Feature Spotlight – Device Control

An almost universal feature of every endpoint is the ability to plug in USBs and other peripheral devices. Businesses need that flexibility, but plug-in devices introduce a vulnerability to enterprise security. Whether it’s a poisoned device containing malware, or simply a route for disgruntled employees to steal and distribute company data, external devices are essentially a blind spot for the enterprise.

We are delighted to announce the addition of Device Control to our platform. SentinelOne Device Control gives you the capability to manage the use of USB and other peripheral devices across your entire network, all from the convenience of your SentinelOne Management Console.

Use is declining, but USBs are not going away

While it’s true that cloud services have taken over much of the heavy lifting regarding data storage and transfer in the enterprise, USBs are still an essential business tool. Millions of these devices are still produced and distributed annually. They may be destined for use in homes or businesses, given away at trade shows for marketing purposes, or used to make file transfers when connectivity is either down or impractical for some reason.

Given their continuing ubiquity, it makes sense to employ device control for several reasons:

  1. Visibility: Administrators may want to create an inventory of all peripheral devices on the network. You cannot protect what you cannot see.
  2. Enterprise Data Loss Prevention: Managing device access both on and off the network means you can block the unauthorized transfer of data through USBs and other peripherals.
  3. Malware Prevention: a USB can be a lethal weapon – Stuxnet was deployed that way.
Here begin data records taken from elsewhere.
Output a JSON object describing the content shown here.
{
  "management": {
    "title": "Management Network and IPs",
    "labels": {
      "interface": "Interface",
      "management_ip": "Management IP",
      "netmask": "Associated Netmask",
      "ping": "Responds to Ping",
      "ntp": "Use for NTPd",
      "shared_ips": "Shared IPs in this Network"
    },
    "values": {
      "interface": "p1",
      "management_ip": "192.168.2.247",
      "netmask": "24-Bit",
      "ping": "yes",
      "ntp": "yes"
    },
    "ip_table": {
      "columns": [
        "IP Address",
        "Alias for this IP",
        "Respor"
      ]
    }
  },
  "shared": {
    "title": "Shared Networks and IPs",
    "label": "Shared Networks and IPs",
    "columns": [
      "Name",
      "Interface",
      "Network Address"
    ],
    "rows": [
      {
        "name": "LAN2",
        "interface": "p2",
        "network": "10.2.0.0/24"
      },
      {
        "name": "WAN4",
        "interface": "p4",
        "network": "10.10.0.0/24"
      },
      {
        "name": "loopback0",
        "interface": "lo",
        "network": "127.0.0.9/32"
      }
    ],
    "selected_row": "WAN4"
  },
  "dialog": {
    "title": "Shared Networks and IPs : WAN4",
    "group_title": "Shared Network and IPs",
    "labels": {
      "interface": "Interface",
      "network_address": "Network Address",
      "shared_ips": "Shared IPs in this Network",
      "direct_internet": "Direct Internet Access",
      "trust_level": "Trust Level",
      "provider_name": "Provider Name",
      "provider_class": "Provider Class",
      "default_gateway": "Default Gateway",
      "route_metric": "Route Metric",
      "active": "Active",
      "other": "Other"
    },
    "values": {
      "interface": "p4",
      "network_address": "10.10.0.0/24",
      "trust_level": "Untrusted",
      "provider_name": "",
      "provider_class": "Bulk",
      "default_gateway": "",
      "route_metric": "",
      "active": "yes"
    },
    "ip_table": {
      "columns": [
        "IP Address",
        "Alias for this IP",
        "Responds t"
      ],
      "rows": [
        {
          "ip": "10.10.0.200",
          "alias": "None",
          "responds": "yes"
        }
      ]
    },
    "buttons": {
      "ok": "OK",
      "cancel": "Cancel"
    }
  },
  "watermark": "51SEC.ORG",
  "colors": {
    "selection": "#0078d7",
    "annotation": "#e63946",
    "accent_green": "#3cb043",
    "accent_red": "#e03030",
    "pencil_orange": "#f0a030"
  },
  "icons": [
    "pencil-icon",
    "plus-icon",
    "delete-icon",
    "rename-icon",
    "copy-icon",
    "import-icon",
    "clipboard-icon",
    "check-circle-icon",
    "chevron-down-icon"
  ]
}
During Black Hat 2016, a group of researchers experimented throwing USBs in the parking lots. 98% were picked up and 45% were able to phone home after being inserted into a device. Encryption and disabling AutoRun are insufficient
  4. Compliance: Administrators may want to prevent users from connecting any peripheral device, but still allow some to work without interruption (such as input devices like mouse, keyboard, etc). Device Control can allow users to connect only peripheral devices that are on an “approved” list.

Set your Policy with Ease

When we designed this capability, we wanted to make it easy and avoid the administrative overhead that is associated with access control. That’s why we took a granular approach, allowing you the level of control that best fits your needs. Device Control can be implemented at different levels, starting from a specific device ID, moving up to device family and going all the way up to device type. For a convenient quick-start, you can set a policy to monitor and log every usage of all peripheral devices, then create rules based on that.

To start, you can enable Device Control and set it to report both approved and blocked devices to activity logs.

During initial implementation, IT administrators may choose a “monitor only” policy to ensure smooth integration before moving to the enforcement stage.

Demo

Conclusion

Together with SentinelOne Firewall Control, Device Control provides what some considered the missing pieces to fully replace legacy antivirus (AV) solutions with its next-gen product. Like other features of the platform, these are delivered via SentinelOne’s single agent, single codebase, single console architecture. As SentinelOne’s worldwide deployment grows, we continue to focus on solving the problems our customers care about. Device Control is available starting with Eiffel/2.8 agents.